Cloroma (também conhecido como sarcoma granulocítico ou sarcoma mielóide) é um tumor raro, extramedular, composto de células granulocíticas imaturas. Foi descrito pela primeira vez em 1811 e cunhado “cloroma” por King em 1853 por causa de sua cor verde. Sua relação com a leucemia foi mais tarde estabelecida em 1893.

Os cloromas são relatados em 2,5%-9,1% dos pacientes com leucemia mielóide aguda (LMA) e ocorrem concomitantemente, seguindo, ou raramente antedating o início da leucemia . A presença de uma recidiva extramedular de leucemia está frequentemente associada a um mau prognóstico . As manifestações clínicas dos cloromas são diversas, dados os seus vários locais de ocorrência. O envolvimento de nervos periféricos isolados por cloromas é extremamente raro e é documentado apenas em relatos limitados que precedem recidivas mais disseminadas na maioria dos casos .

2. Relato de Caso

Em junho de 2004, uma mulher branca de 21 anos de idade apresentou febres com picos, hematomas, falta de ar e mal-estar. Achados laboratoriais revelaram uma contagem de glóbulos brancos de 21.700/μL com 47% de explosões circulantes. A avaliação subsequente da medula óssea demonstrou LMA com del(9q). A punção lombar foi negativa para envolvimento de líquido cefalorraquidiano (LCR) cerebral. O paciente foi submetido a tratamento imediato com citarabina (Ara-C) 200 mg/m2 de infusão contínua por sete dias e idarubicina 12 mg/m2 diariamente por três dias. A avaliação da medula óssea no 14º dia revelou leucemia residual e a avaliação da medula óssea repetida três semanas depois foi negativa. O paciente recebeu posteriormente tratamento consolidante com quatro ciclos de alta dose de Ara-C.

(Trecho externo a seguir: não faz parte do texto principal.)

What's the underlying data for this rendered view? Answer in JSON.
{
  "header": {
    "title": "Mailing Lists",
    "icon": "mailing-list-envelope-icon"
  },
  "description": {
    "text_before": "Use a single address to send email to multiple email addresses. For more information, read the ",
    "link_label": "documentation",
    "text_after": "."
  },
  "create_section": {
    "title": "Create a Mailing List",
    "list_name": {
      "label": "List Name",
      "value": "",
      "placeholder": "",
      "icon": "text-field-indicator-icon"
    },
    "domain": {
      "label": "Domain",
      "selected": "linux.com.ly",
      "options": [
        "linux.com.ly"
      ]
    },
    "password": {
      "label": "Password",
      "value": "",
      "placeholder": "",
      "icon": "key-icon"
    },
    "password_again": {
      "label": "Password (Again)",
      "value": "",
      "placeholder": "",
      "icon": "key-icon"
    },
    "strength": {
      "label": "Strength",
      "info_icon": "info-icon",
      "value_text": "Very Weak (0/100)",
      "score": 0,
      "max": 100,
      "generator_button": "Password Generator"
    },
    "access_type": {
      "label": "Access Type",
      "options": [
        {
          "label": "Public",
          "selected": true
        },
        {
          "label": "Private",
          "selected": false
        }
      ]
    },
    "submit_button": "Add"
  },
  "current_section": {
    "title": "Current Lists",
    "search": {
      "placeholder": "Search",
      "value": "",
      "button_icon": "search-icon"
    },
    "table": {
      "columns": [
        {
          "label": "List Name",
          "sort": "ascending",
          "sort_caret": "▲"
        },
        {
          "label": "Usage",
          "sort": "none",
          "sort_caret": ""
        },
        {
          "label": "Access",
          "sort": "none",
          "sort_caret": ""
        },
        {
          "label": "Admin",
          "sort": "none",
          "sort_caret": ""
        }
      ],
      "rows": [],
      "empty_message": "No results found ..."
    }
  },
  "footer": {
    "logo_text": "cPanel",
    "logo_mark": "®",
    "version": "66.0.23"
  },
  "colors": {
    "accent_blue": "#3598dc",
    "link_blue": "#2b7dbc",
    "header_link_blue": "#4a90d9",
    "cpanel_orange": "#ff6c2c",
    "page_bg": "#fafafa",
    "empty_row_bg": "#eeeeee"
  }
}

Ao receber a quimioterapia, a paciente desenvolveu dor no ombro esquerdo que irradiava pelo braço esquerdo do cotovelo para a ulnar dois dedos com dormência nesses dígitos. A dor progrediu, e prosseguiram os trabalhos, incluindo a electromiografia (EMG), que foi consistente com uma neuropatia ulnar. O paciente foi submetido à transposição do nervo ulnar e à liberação do túnel do carpo devido a um novo entorpecimento leve do polegar. Os sintomas da paciente progrediram apesar do procedimento para incluir dorsiflexão do dedo grande do pé esquerdo, dormência da panturrilha direita e dormência e fraqueza do polegar direito e dedo indicador. Dez meses após o diagnóstico inicial, a fadiga associada provocou a repetição da avaliação da medula óssea, o que foi consistente com a LMA recidivante. A ressonância magnética (RM) do plexo braquial e da coluna lombar revelou envolvimento bilateral do plexo braquial por um suposto cloroma e infiltração leucêmica do plexo lombossacral esquerdo e direito.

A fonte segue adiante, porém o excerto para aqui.